Mauritanie : le parti UPR d’Aziz à Ghazouani

Le Président Ghazouani a enfin un parti à lui. L’Union pour la République (UPR), formation créée en 2009 par l’ex Président Aziz, est désormais le parti de Ghazouani. Tout s’est fait, en un tour de main, le 28 décembre, au Palais Al Mourabitounes de Nouakchott.

Les deux mille congressistes de l’UPR étaient venus des quatre coins de la Mauritanie pour jouer l’épilogue de ce que les observateurs avaient appelé, ces dernières semaines, la “guerre du parti”. Un congrès dont les résultats consacrent, – définitivement ? – la sortie d’Aziz d’un pouvoir qu’il avait pourtant mis en place.
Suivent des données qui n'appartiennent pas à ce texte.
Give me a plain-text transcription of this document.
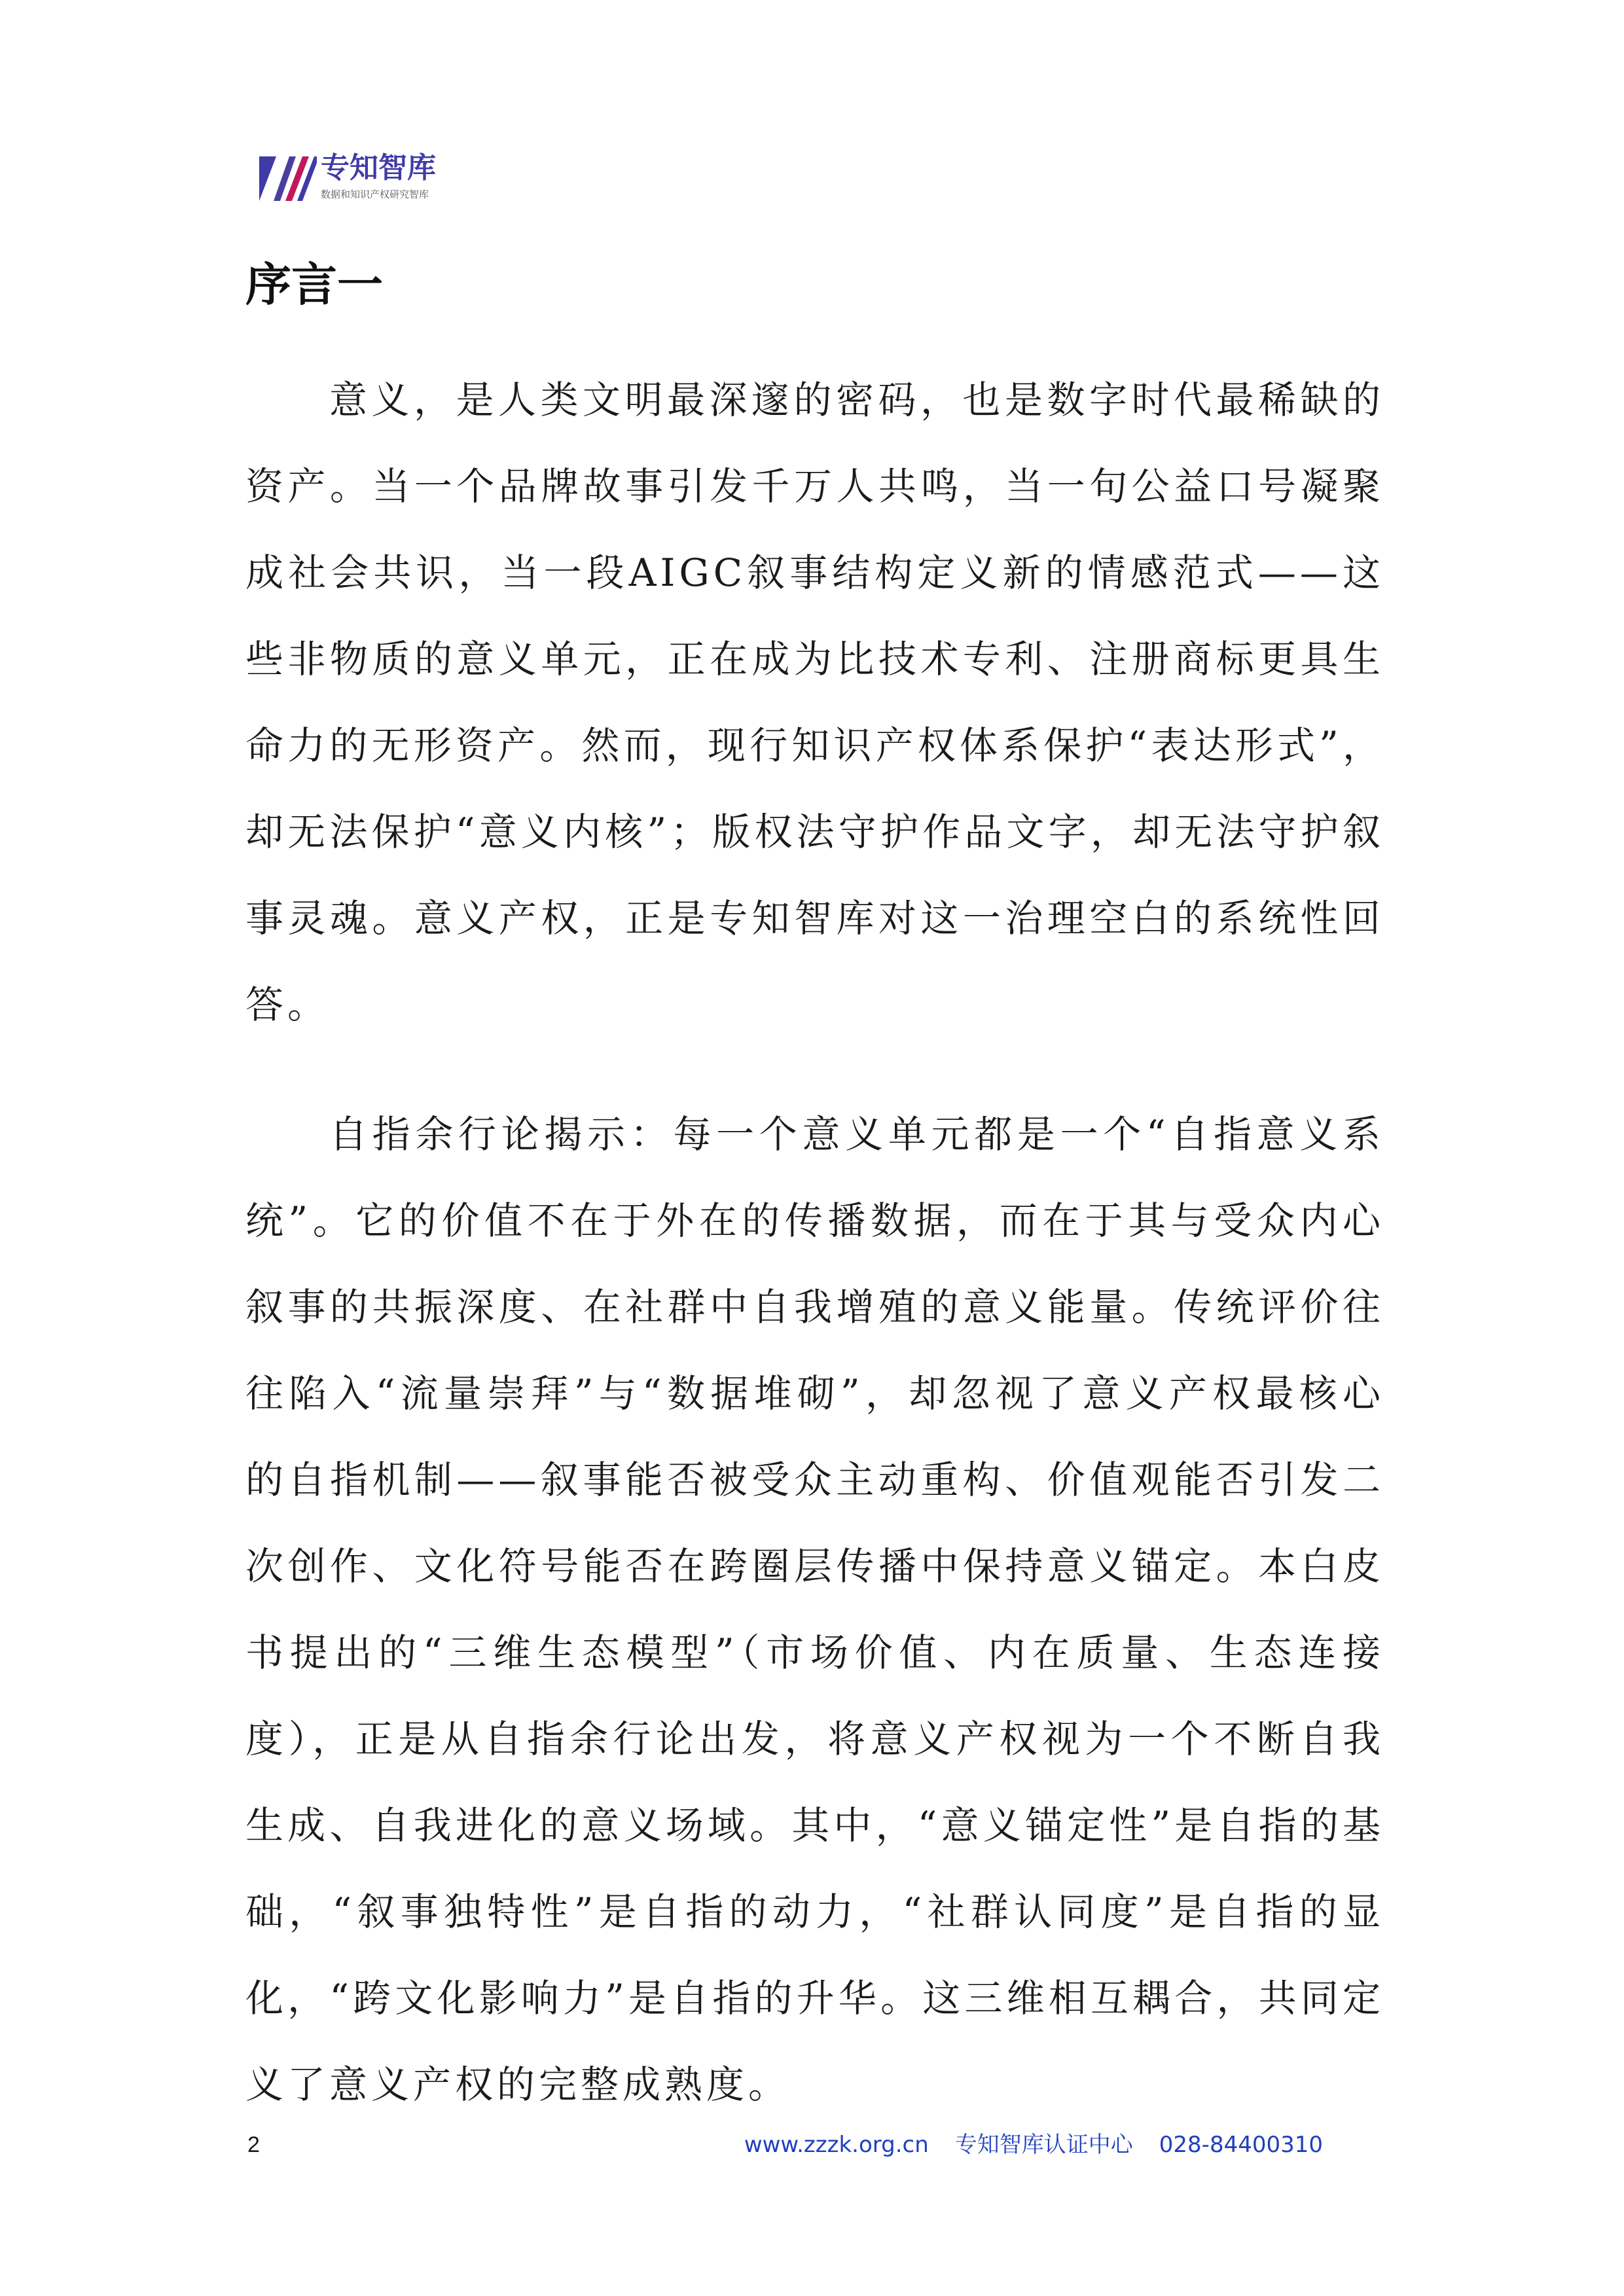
专知智库
数据和知识产权研究智库
序言一

意义，是人类文明最深邃的密码，也是数字时代最稀缺的资产。当一个品牌故事引发千万人共鸣，当一句公益口号凝聚成社会共识，当一段AIGC叙事结构定义新的情感范式——这些非物质的意义单元，正在成为比技术专利、注册商标更具生命力的无形资产。然而，现行知识产权体系保护“表达形式”，却无法保护“意义内核”；版权法守护作品文字，却无法守护叙事灵魂。意义产权，正是专知智库对这一治理空白的系统性回答。

自指余行论揭示：每一个意义单元都是一个“自指意义系统”。它的价值不在于外在的传播数据，而在于其与受众内心叙事的共振深度、在社群中自我增殖的意义能量。传统评价往往陷入“流量崇拜”与“数据堆砌”，却忽视了意义产权最核心的自指机制——叙事能否被受众主动重构、价值观能否引发二次创作、文化符号能否在跨圈层传播中保持意义锚定。本白皮书提出的“三维生态模型”（市场价值、内在质量、生态连接度），正是从自指余行论出发，将意义产权视为一个不断自我生成、自我进化的意义场域。其中，“意义锚定性”是自指的基础，“叙事独特性”是自指的动力，“社群认同度”是自指的显化，“跨文化影响力”是自指的升华。这三维相互耦合，共同定义了意义产权的完整成熟度。

2	www.zzzk.org.cn 专知智库认证中心 028-84400310
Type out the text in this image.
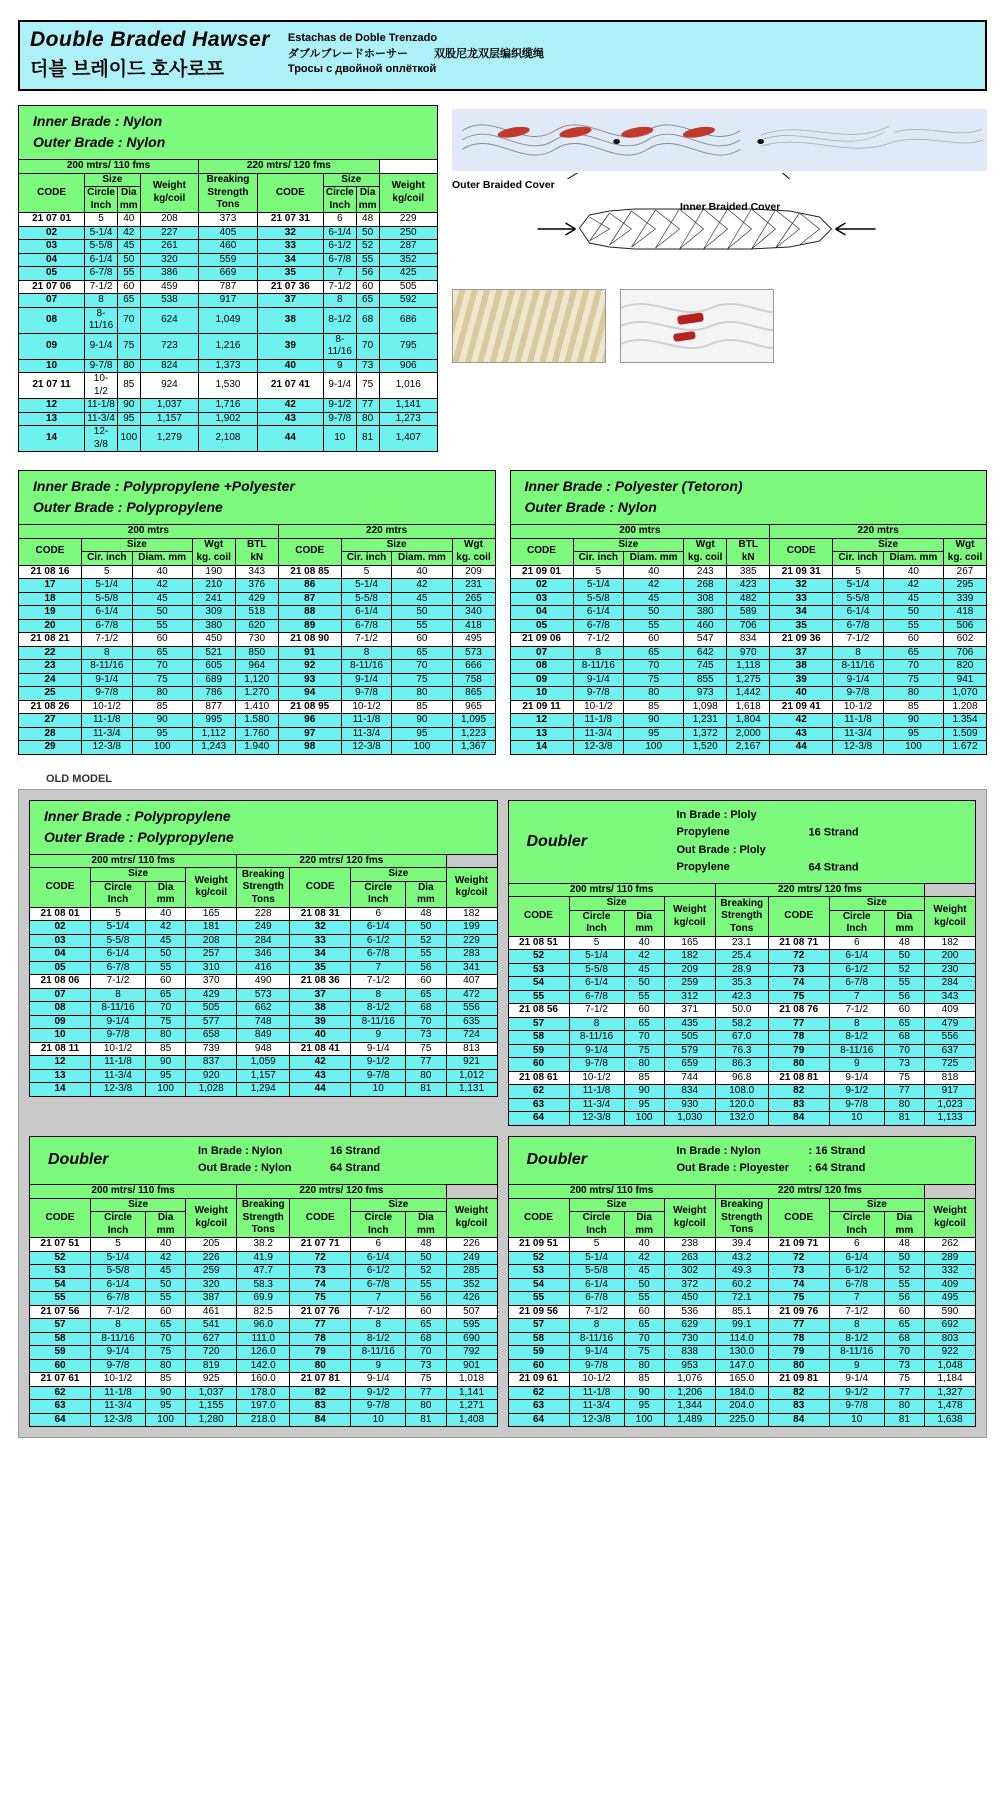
Double Braded Hawser
더블 브레이드 호사로프
Estachas de Doble Trenzado
ダブルブレードホーサー 双股尼龙双层编织缆绳
Тросы с двойной оплёткой
Inner Brade : Nylon
Outer Brade : Nylon
200 mtrs/ 110 fms				220 mtrs/ 120 fms				
CODE	Size	
Weight
kg/coil

Breaking Strength
Tons
	CODE	Size	
Weight
kg/coil

	Circle Inch	Dia mm				Circle Inch	Dia mm	
21 07 01	5	40	208	373	21 07 31	6	48	229
02	5-1/4	42	227	405	32	6-1/4	50	250
03	5-5/8	45	261	460	33	6-1/2	52	287
04	6-1/4	50	320	559	34	6-7/8	55	352
05	6-7/8	55	386	669	35	7	56	425
21 07 06	7-1/2	60	459	787	21 07 36	7-1/2	60	505
07	8	65	538	917	37	8	65	592
08	8-11/16	70	624	1,049	38	8-1/2	68	686
09	9-1/4	75	723	1,216	39	8-11/16	70	795
10	9-7/8	80	824	1,373	40	9	73	906
21 07 11	10-1/2	85	924	1,530	21 07 41	9-1/4	75	1,016
12	11-1/8	90	1,037	1,716	42	9-1/2	77	1,141
13	11-3/4	95	1,157	1,902	43	9-7/8	80	1,273
14	12-3/8	100	1,279	2,108	44	10	81	1,407
Outer Braided Cover
Inner Braided Cover
Inner Brade : Polypropylene +Polyester
Outer Brade : Polypropylene
200 mtrs					220 mtrs			
CODE	Size	Wgt
kg. coil

BTL
kN
	CODE	Size	Wgt
kg. coil

	Cir. inch	Diam. mm				Cir. inch	Diam. mm	
21 08 16	5	40	190	343	21 08 85	5	40	209
17	5-1/4	42	210	376	86	5-1/4	42	231
18	5-5/8	45	241	429	87	5-5/8	45	265
19	6-1/4	50	309	518	88	6-1/4	50	340
20	6-7/8	55	380	620	89	6-7/8	55	418
21 08 21	7-1/2	60	450	730	21 08 90	7-1/2	60	495
22	8	65	521	850	91	8	65	573
23	8-11/16	70	605	964	92	8-11/16	70	666
24	9-1/4	75	689	1,120	93	9-1/4	75	758
25	9-7/8	80	786	1.270	94	9-7/8	80	865
21 08 26	10-1/2	85	877	1.410	21 08 95	10-1/2	85	965
27	11-1/8	90	995	1.580	96	11-1/8	90	1,095
28	11-3/4	95	1,112	1.760	97	11-3/4	95	1,223
29	12-3/8	100	1,243	1.940	98	12-3/8	100	1,367
Inner Brade : Polyester (Tetoron)
Outer Brade : Nylon
200 mtrs					220 mtrs			
CODE	Size	Wgt
kg. coil

BTL
kN
	CODE	Size	Wgt
kg. coil

	Cir. inch	Diam. mm				Cir. inch	Diam. mm	
21 09 01	5	40	243	385	21 09 31	5	40	267
02	5-1/4	42	268	423	32	5-1/4	42	295
03	5-5/8	45	308	482	33	5-5/8	45	339
04	6-1/4	50	380	589	34	6-1/4	50	418
05	6-7/8	55	460	706	35	6-7/8	55	506
21 09 06	7-1/2	60	547	834	21 09 36	7-1/2	60	602
07	8	65	642	970	37	8	65	706
08	8-11/16	70	745	1,118	38	8-11/16	70	820
09	9-1/4	75	855	1,275	39	9-1/4	75	941
10	9-7/8	80	973	1,442	40	9-7/8	80	1,070
21 09 11	10-1/2	85	1,098	1,618	21 09 41	10-1/2	85	1.208
12	11-1/8	90	1,231	1,804	42	11-1/8	90	1.354
13	11-3/4	95	1,372	2,000	43	11-3/4	95	1.509
14	12-3/8	100	1,520	2,167	44	12-3/8	100	1.672
OLD MODEL
Inner Brade : Polypropylene
Outer Brade : Polypropylene
200 mtrs/ 110 fms				220 mtrs/ 120 fms				
CODE	Size	
Weight
kg/coil

Breaking Strength
Tons
	CODE	Size	
Weight
kg/coil

	Circle Inch	Dia mm				Circle Inch	Dia mm	
21 08 01	5	40	165	228	21 08 31	6	48	182
02	5-1/4	42	181	249	32	6-1/4	50	199
03	5-5/8	45	208	284	33	6-1/2	52	229
04	6-1/4	50	257	346	34	6-7/8	55	283
05	6-7/8	55	310	416	35	7	56	341
21 08 06	7-1/2	60	370	490	21 08 36	7-1/2	60	407
07	8	65	429	573	37	8	65	472
08	8-11/16	70	505	662	38	8-1/2	68	556
09	9-1/4	75	577	748	39	8-11/16	70	635
10	9-7/8	80	658	849	40	9	73	724
21 08 11	10-1/2	85	739	948	21 08 41	9-1/4	75	813
12	11-1/8	90	837	1,059	42	9-1/2	77	921
13	11-3/4	95	920	1,157	43	9-7/8	80	1,012
14	12-3/8	100	1,028	1,294	44	10	81	1,131
Doubler
In Brade : Ploly Propylene	16 Strand
Out Brade : Ploly Propylene	64 Strand
200 mtrs/ 110 fms				220 mtrs/ 120 fms				
CODE	Size	
Weight
kg/coil

Breaking Strength
Tons
	CODE	Size	
Weight
kg/coil

	Circle Inch	Dia mm				Circle Inch	Dia mm	
21 08 51	5	40	165	23.1	21 08 71	6	48	182
52	5-1/4	42	182	25.4	72	6-1/4	50	200
53	5-5/8	45	209	28.9	73	6-1/2	52	230
54	6-1/4	50	259	35.3	74	6-7/8	55	284
55	6-7/8	55	312	42.3	75	7	56	343
21 08 56	7-1/2	60	371	50.0	21 08 76	7-1/2	60	409
57	8	65	435	58.2	77	8	65	479
58	8-11/16	70	505	67.0	78	8-1/2	68	556
59	9-1/4	75	579	76.3	79	8-11/16	70	637
60	9-7/8	80	659	86.3	80	9	73	725
21 08 61	10-1/2	85	744	96.8	21 08 81	9-1/4	75	818
62	11-1/8	90	834	108.0	82	9-1/2	77	917
63	11-3/4	95	930	120.0	83	9-7/8	80	1,023
64	12-3/8	100	1,030	132.0	84	10	81	1,133
Doubler
In Brade : Nylon	16 Strand
Out Brade : Nylon	64 Strand
200 mtrs/ 110 fms				220 mtrs/ 120 fms				
CODE	Size	
Weight
kg/coil

Breaking Strength
Tons
	CODE	Size	
Weight
kg/coil

	Circle Inch	Dia mm				Circle Inch	Dia mm	
21 07 51	5	40	205	38.2	21 07 71	6	48	226
52	5-1/4	42	226	41.9	72	6-1/4	50	249
53	5-5/8	45	259	47.7	73	6-1/2	52	285
54	6-1/4	50	320	58.3	74	6-7/8	55	352
55	6-7/8	55	387	69.9	75	7	56	426
21 07 56	7-1/2	60	461	82.5	21 07 76	7-1/2	60	507
57	8	65	541	96.0	77	8	65	595
58	8-11/16	70	627	111.0	78	8-1/2	68	690
59	9-1/4	75	720	126.0	79	8-11/16	70	792
60	9-7/8	80	819	142.0	80	9	73	901
21 07 61	10-1/2	85	925	160.0	21 07 81	9-1/4	75	1,018
62	11-1/8	90	1,037	178.0	82	9-1/2	77	1,141
63	11-3/4	95	1,155	197.0	83	9-7/8	80	1,271
64	12-3/8	100	1,280	218.0	84	10	81	1,408
Doubler
In Brade : Nylon	: 16 Strand
Out Brade : Ployester : 64 Strand
200 mtrs/ 110 fms				220 mtrs/ 120 fms				
CODE	Size	
Weight
kg/coil

Breaking Strength
Tons
	CODE	Size	
Weight
kg/coil

	Circle Inch	Dia mm				Circle Inch	Dia mm	
21 09 51	5	40	238	39.4	21 09 71	6	48	262
52	5-1/4	42	263	43.2	72	6-1/4	50	289
53	5-5/8	45	302	49.3	73	6-1/2	52	332
54	6-1/4	50	372	60.2	74	6-7/8	55	409
55	6-7/8	55	450	72.1	75	7	56	495
21 09 56	7-1/2	60	536	85.1	21 09 76	7-1/2	60	590
57	8	65	629	99.1	77	8	65	692
58	8-11/16	70	730	114.0	78	8-1/2	68	803
59	9-1/4	75	838	130.0	79	8-11/16	70	922
60	9-7/8	80	953	147.0	80	9	73	1,048
21 09 61	10-1/2	85	1,076	165.0	21 09 81	9-1/4	75	1,184
62	11-1/8	90	1,206	184.0	82	9-1/2	77	1,327
63	11-3/4	95	1,344	204.0	83	9-7/8	80	1,478
64	12-3/8	100	1,489	225.0	84	10	81	1,638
Même si le Directoire choisi par Ghazouani est composé, pour l’essentiel, d’hommes et de femmes qui étaient au service de son prédécesseur!

Après avoir scruté longtemps les alentours du Palais Al Mourabitounes, à quelque trente kilomètres de Nouakchott, pour voir s’élever la fumée blanche annonçant l’élection-choix d’un nouveau président, c’est le nom de Sidi Mohamed Ould Taleb Amar, l’actuel Directeur général de la Société nationale d’eau (SNDE) qui a été recommandé aux congressistes.

Homme de l’Est et ancien ministre de Taya, il vient confirmer la montée en puissance des régions orientales (Charg) de la Mauritanie qui ont longtemps perdu le pouvoir au profit du Nord, alors que ce sont elles qui font – et défont – les présidents par leur poids électoral.

Si le choix du Président et de ses adjoints ne prend pas en compte la diversité de la Mauritanie (non représentation des Soninké et des Ouolofs), l’UPR a tenté un timide équilibre entre les zones (Salka Mint Yamar, première vice-présidente, pour l’Ouest, Mohamed Yahya Ould Horma, deuxième vice-président, pour le Nord, Djinda Ball, troisième vice-présidente, pour le sud, Yahya Ould Ahmed Waghef et Khalil Ould Tiyib, pour le centre). Il n’est pas certain que le “rattrapage” au niveau du Conseil National (dont 335 membres) et du bureau exécutif (31 membres) qui a coopté Fall N’Guissaly (ancien gouverneur de Nouakchott) comme Secrétaire général du parti présidentiel, puissent taire les mécontentements qui fusent sur les réseaux sociaux depuis l’annonce des nouvelles structures du parti au pouvoir.

Plus que la cohésion de l’UPR, c’est l’unité nationale qui est mise à rude épreuve. Les ententes tacites ont jusque-là permis d’établir une sorte de “minimum vital” assurant non pas la défense des actes posés mais la cohérence du propos. On y mettait la forme mais il va falloir faire plus pour convaincre les Mauritaniens qu’ils entrent dans une nouvelle ère. Que le temps de Ghazouani n’est pas une continuation (une continuité) de celui d’Aziz, alors que le “nouveau” pouvoir roule avec les mêmes hommes.

Le statut “homme de consensus” délivré au nouveau Président mauritanien a besoin de plus de preuves que ces “ralliements” d’activistes politiques usés par dix ans d’opposition à Aziz. C’est que Biram Dah Abeid, arrivé deuxième lors de la présidentielle de juin 2019 semble dire quand il déclare que “l’espoir est presque perdu” avec un Ghazouani qui s’est entouré des mêmes hommes qui ont perdu son prédécesseur aujourd’hui voué aux gémonies. En voulant revenir, par le biais de l’UPR, Aziz a joué et perdu. Il a surtout compris qu’il n’avait rien de particulier par rapport à tous les présidents qui l’ont précédé, et qui ont été lâchés, à chaque fois que le pouvoir (la force) n’était plus entre leurs mains.

On peut cependant considérer que le nouveau président avait les mains liées et devait d’abord mettre en place son propre système pour entamer, véritablement, son quinquennat. De ce point de vue, l’on peut s’attendre, d’un moment à l’autre, à un remaniement ministériel qui consacre la rupture avec Aziz par la sortie des hommes et femmes “repris” par Ghazouani. Mais cela n’ôte nullement certaines craintes dont celles de voir resurgir, vu le retour en force de la vieille garde de Taya, d’un système tribalo-politique qui est la réincarnation de ce que la Mauritanie était, avant 2005, avec le Parti républicain démocratique et social (PRDS), ancêtre de l’UPR.

Mais le véritable test pour le Président Ghazouani sera de voir comment il tiendra la maison. Déjà, son soft power face à Aziz lui a rapporté, visiblement, le gain du match, mais cette manière douce tiendra-t-elle longtemps face à une élite politique dont la “nature” est un mélange d’opportunisme, vu comme des opportunités, et de transformations en fonction des contextes, non de convictions.